Your Honor!
Die verfassungsrechtliche Tradition der Vereinigten Staaten ist vom steten Bemühen um ein empfindliches Gleichgewicht zwischen Legislative und Exekutive geprägt.
Dabei war auch den Schöpfern der geltenden
Amada Constitution stets bewusst, dass die Legislative der im System einer rigiden Gewaltenteilung gegenüber der Exekutive deutlich schwächere Teil ist. Diese bestimmt zwar, welches Handeln legal ist, wie sie diese Bestimmungen auslegt und praktisch anwendet, unterliegt jedoch allein dem Ermessen der Exekutive. Ultimativ ist es diese, die allein wirkliche Staats
gewalt ausübt, also tatsächlich beeinflussend auf die dem Recht der Vereinigten Staaten unterliegenden Rechtssubjekte einwirken kann. Sowohl die Legislative als auch die Judikate als dritte Staatsgewalt sind in der realen Wirksamkeit ihres Handelns auf die Loyalität der Exekutive angewiesen, die deren Gesetzesbeschlüsse bzw. gerichtliche Entscheidungen umsetzt.
Nicht umsonst durchbricht die Verfassung also an mehreren Stellen die prinzipielle Separation der Gewalten zu Gunsten einer Einflussnahme der Legislative auf die Exekutive. Denn der Legislative nutzt ihr Recht, Recht zu setzen, gar nichts, wenn sie keinen wirksamen Einfluss darauf nehmen kann, dass und wie die von ihr beschlossenen Gesetze von der Exekutive ausgeführt werden.
Dreh- und Angelpunkt der Klage des Präsidenten der Vereinigten Staaten ist die in Art. IV, Sec. 5, der Verfassung enthaltene Bestimmung:
"Der Präsident soll frei über die Organisation aller Zweige der Staatsverwaltung des Bundes entscheiden".
Gestützt auf diese Bestimmung beantragt der Präsident im Klagewege, praktisch sämtliche Bestimmungen des Bundesrechts betreffend die Bundesverwaltung als nicht verfassungsgemäß aufzuheben.

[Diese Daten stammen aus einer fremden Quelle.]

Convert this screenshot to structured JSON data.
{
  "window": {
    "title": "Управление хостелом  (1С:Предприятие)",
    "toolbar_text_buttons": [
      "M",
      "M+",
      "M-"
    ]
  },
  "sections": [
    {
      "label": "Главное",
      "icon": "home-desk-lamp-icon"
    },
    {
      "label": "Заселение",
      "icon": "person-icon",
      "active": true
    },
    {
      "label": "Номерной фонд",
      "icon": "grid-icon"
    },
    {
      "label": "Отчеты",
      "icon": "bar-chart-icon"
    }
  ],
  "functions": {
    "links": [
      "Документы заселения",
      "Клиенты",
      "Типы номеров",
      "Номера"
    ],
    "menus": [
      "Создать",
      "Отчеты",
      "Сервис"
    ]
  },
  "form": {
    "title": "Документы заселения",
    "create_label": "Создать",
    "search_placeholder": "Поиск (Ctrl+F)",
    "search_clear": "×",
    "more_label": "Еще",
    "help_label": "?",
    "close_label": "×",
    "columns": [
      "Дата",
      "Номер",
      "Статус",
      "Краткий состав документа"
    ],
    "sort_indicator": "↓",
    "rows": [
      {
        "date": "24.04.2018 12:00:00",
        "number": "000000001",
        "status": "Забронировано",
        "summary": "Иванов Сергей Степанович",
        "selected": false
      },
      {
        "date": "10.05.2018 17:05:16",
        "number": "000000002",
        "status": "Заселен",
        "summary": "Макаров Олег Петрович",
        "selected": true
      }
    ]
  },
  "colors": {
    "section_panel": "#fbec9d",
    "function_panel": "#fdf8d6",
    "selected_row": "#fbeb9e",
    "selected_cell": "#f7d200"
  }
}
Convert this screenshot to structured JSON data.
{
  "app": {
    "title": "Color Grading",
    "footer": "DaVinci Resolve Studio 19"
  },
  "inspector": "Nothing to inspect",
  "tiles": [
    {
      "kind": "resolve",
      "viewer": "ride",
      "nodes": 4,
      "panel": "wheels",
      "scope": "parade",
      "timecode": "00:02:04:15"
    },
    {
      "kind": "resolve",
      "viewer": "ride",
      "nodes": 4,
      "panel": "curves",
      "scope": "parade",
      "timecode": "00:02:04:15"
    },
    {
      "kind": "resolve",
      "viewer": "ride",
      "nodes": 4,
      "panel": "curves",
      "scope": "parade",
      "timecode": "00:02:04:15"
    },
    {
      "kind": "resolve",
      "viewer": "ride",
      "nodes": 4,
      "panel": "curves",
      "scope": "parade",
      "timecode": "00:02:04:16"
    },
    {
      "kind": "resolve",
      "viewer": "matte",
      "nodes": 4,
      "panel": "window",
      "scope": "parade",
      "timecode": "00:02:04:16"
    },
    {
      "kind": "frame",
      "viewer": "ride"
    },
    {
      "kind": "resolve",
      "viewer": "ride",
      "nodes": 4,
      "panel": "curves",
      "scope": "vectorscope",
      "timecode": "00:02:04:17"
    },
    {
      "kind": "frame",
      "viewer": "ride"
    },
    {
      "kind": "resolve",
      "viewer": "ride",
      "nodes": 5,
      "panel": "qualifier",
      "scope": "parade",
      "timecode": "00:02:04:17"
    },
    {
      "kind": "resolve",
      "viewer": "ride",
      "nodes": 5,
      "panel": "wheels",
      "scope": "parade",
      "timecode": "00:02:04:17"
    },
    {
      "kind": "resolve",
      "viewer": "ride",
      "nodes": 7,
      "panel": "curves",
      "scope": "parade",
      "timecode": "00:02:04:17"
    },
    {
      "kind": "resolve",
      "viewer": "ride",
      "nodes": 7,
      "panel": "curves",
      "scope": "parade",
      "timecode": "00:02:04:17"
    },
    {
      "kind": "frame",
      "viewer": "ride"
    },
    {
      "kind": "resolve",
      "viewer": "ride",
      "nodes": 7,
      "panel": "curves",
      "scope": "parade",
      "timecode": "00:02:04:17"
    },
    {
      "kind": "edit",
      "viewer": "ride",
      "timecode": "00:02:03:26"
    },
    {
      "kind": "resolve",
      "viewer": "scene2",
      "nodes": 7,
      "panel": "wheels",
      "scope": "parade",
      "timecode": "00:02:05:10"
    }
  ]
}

Dabei überdehnt er den Inhalt dieser Bestimmung erkennbar maßlos. So verkennt er, dass in dieser allein von der
Organisation aller Zweige der Staatsverwaltung des Bundes die Rede ist. Nicht jedoch von ihrem
Verfahren, welches ebenfalls in den als nicht verfassungskonfrom angegriffenen Gesetzen geregelt wird.

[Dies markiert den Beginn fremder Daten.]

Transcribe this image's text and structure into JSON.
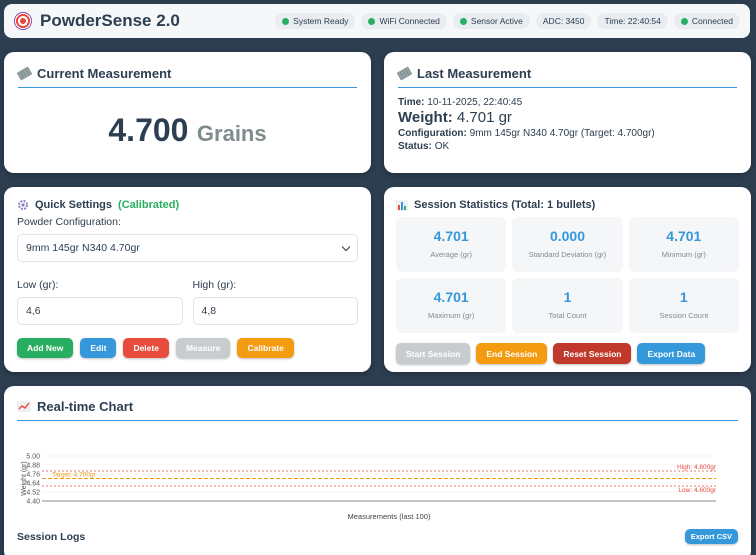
{
  "header": {
    "title": "PowderSense 2.0",
    "status_items": [
      {
        "label": "System Ready",
        "dot": true
      },
      {
        "label": "WiFi Connected",
        "dot": true
      },
      {
        "label": "Sensor Active",
        "dot": true
      },
      {
        "label": "ADC: 3450",
        "dot": false
      },
      {
        "label": "Time: 22:40:54",
        "dot": false
      },
      {
        "label": "Connected",
        "dot": true
      }
    ]
  },
  "current": {
    "title": "Current Measurement",
    "value": "4.700",
    "unit": "Grains"
  },
  "last": {
    "title": "Last Measurement",
    "time_label": "Time:",
    "time_value": "10-11-2025, 22:40:45",
    "weight_label": "Weight:",
    "weight_value": "4.701 gr",
    "config_label": "Configuration:",
    "config_value": "9mm 145gr N340 4.70gr (Target: 4.700gr)",
    "status_label": "Status:",
    "status_value": "OK"
  },
  "settings": {
    "title": "Quick Settings",
    "calibrated": "(Calibrated)",
    "config_label": "Powder Configuration:",
    "config_selected": "9mm 145gr N340 4.70gr",
    "low_label": "Low (gr):",
    "low_value": "4,6",
    "high_label": "High (gr):",
    "high_value": "4,8",
    "buttons": {
      "add": "Add New",
      "edit": "Edit",
      "delete": "Delete",
      "measure": "Measure",
      "calibrate": "Calibrate"
    }
  },
  "stats": {
    "title": "Session Statistics (Total: 1 bullets)",
    "items": [
      {
        "value": "4.701",
        "label": "Average (gr)"
      },
      {
        "value": "0.000",
        "label": "Standard Deviation (gr)"
      },
      {
        "value": "4.701",
        "label": "Minimum (gr)"
      },
      {
        "value": "4.701",
        "label": "Maximum (gr)"
      },
      {
        "value": "1",
        "label": "Total Count"
      },
      {
        "value": "1",
        "label": "Session Count"
      }
    ],
    "buttons": {
      "start": "Start Session",
      "end": "End Session",
      "reset": "Reset Session",
      "export": "Export Data"
    }
  },
  "chart": {
    "title": "Real-time Chart",
    "logs_title": "Session Logs",
    "export_csv": "Export CSV"
  },
  "chart_data": {
    "type": "line",
    "xlabel": "Measurements (last 100)",
    "ylabel": "Weight (gr)",
    "ylim": [
      4.4,
      5.0
    ],
    "yticks": [
      "5.00",
      "4.88",
      "4.76",
      "4.64",
      "4.52",
      "4.40"
    ],
    "series": [],
    "reference_lines": [
      {
        "label": "Target: 4.700gr",
        "value": 4.7,
        "color": "#f39c12"
      },
      {
        "label": "High: 4.800gr",
        "value": 4.8,
        "color": "#e74c3c"
      },
      {
        "label": "Low: 4.600gr",
        "value": 4.6,
        "color": "#e74c3c"
      }
    ]
  }
}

Die Verfassung übertragt dem Präsidenten also die Entscheidungsfreiheit zwar über die Organisation der Bundesverwaltung, doch ist auch diese Bestimmung im Lichte der Grundentscheidung der Verfassung für die Herrschaft nicht der Regierung, sondern des
Rechts auszulegen.
Einem gegenüber dem Volk der Vereinigten Staaten und seiner gesetzgebenden Vertretung, dem Kongress, unlautere Absichten verfolgenden Präsidenten - dies ist kein Bezug auf eine kürzlich geführte politische Diskussion über die Amtszeit des amtierenden Präsidenten, sondern referenziert die Geschichte der Vereinigten Staaten und ihrer Verfassung, die von der Furcht vor der Errichtung einer Monarchie bzw. Tyrannis durchzogen wird - wäre es ein leichtes, die Herrschaft des vom Kongress gesetzen Rechts durch eine geschickte Organisation der Bundesverwaltung zu unterminieren.

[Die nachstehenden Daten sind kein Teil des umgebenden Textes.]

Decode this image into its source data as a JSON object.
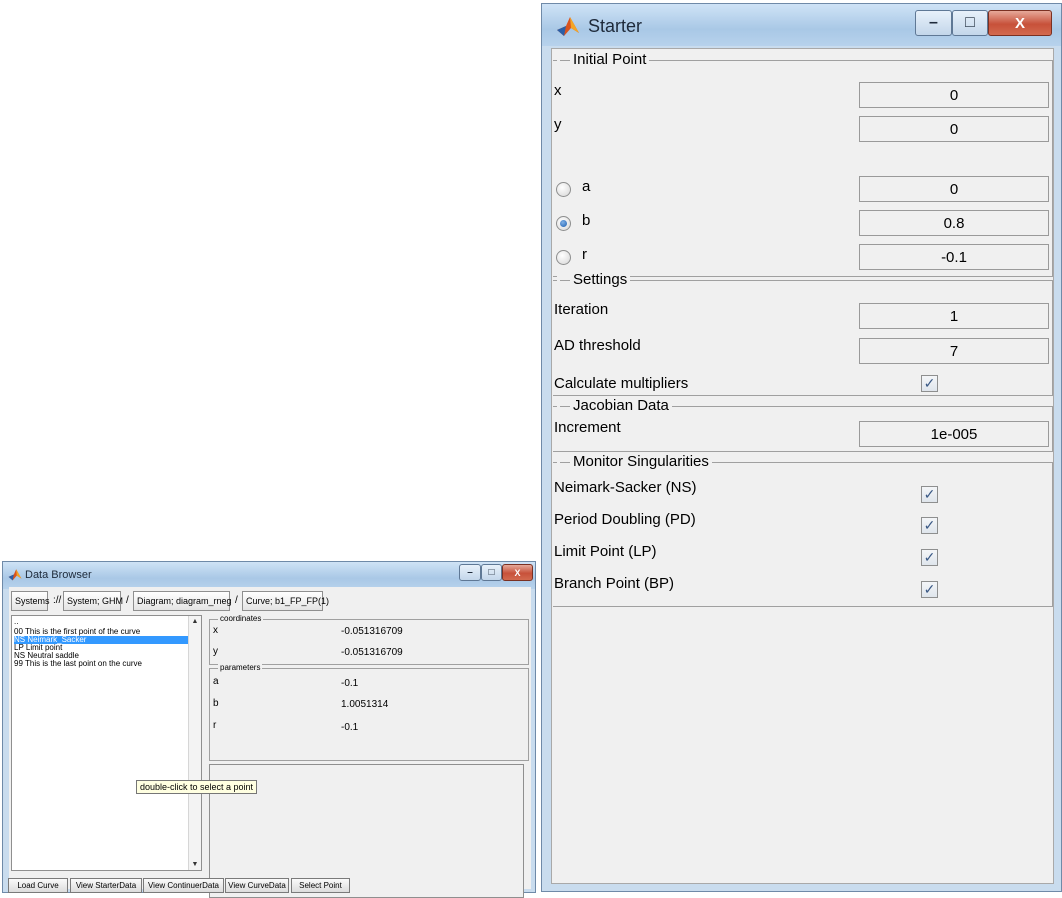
{
  "starter": {
    "title": "Starter",
    "initial_point": {
      "heading": "Initial Point",
      "x_label": "x",
      "x_value": "0",
      "y_label": "y",
      "y_value": "0",
      "a_label": "a",
      "a_value": "0",
      "b_label": "b",
      "b_value": "0.8",
      "r_label": "r",
      "r_value": "-0.1",
      "selected_parameter": "b"
    },
    "settings": {
      "heading": "Settings",
      "iteration_label": "Iteration",
      "iteration_value": "1",
      "ad_label": "AD threshold",
      "ad_value": "7",
      "multipliers_label": "Calculate multipliers",
      "multipliers_checked": true
    },
    "jacobian": {
      "heading": "Jacobian Data",
      "increment_label": "Increment",
      "increment_value": "1e-005"
    },
    "monitor": {
      "heading": "Monitor Singularities",
      "ns_label": "Neimark-Sacker (NS)",
      "pd_label": "Period Doubling (PD)",
      "lp_label": "Limit Point (LP)",
      "bp_label": "Branch Point (BP)"
    },
    "checkmark": "✓"
  },
  "browser": {
    "title": "Data Browser",
    "crumbs": {
      "systems": "Systems",
      "root": "://",
      "system": "System; GHM",
      "sep1": "/",
      "diagram": "Diagram; diagram_rneg",
      "sep2": "/",
      "curve": "Curve; b1_FP_FP(1)"
    },
    "points": [
      "..",
      "00  This is the first point of the curve",
      "NS  Neimark_Sacker",
      "LP  Limit point",
      "NS  Neutral saddle",
      "99  This is the last point on the curve"
    ],
    "coordinates": {
      "heading": "coordinates",
      "x_label": "x",
      "x_value": "-0.051316709",
      "y_label": "y",
      "y_value": "-0.051316709"
    },
    "parameters": {
      "heading": "parameters",
      "a_label": "a",
      "a_value": "-0.1",
      "b_label": "b",
      "b_value": "1.0051314",
      "r_label": "r",
      "r_value": "-0.1"
    },
    "tooltip": "double-click to select a point",
    "buttons": {
      "load_curve": "Load Curve",
      "view_starter": "View StarterData",
      "view_continuer": "View ContinuerData",
      "view_curve": "View CurveData",
      "select_point": "Select Point"
    },
    "scroll_up": "▲",
    "scroll_down": "▼"
  },
  "window_controls": {
    "minimize": "–",
    "maximize": "□",
    "close": "X"
  }
}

Die effektive Durchführung jedes vom Kongress beschlossenen und dem Präsidenten missliebigen Gesetzes ließe sich durch eine entsprechend zersplitterte Zuweisung ausführender Zuständigkeiten leicht verhindern. Der jedem Gesetz naturgemäß innewohnende Handlungsspielraum in seiner Ausführung ließe sich durch die Verteilung auf die Schultern nur ausreichend vieler Behörden mit nur ausreichend vielen handelnden Beamten bis an die Grenzen der Unendlichkeit überdehnen. Zugleich würde jede Verantwortlichkeit für Ermessensfehlgebräuche oder schlichte Rechtsbrüche bis zur Unmöglichkeit eines wirksamen Nachvollziehens verschleiern.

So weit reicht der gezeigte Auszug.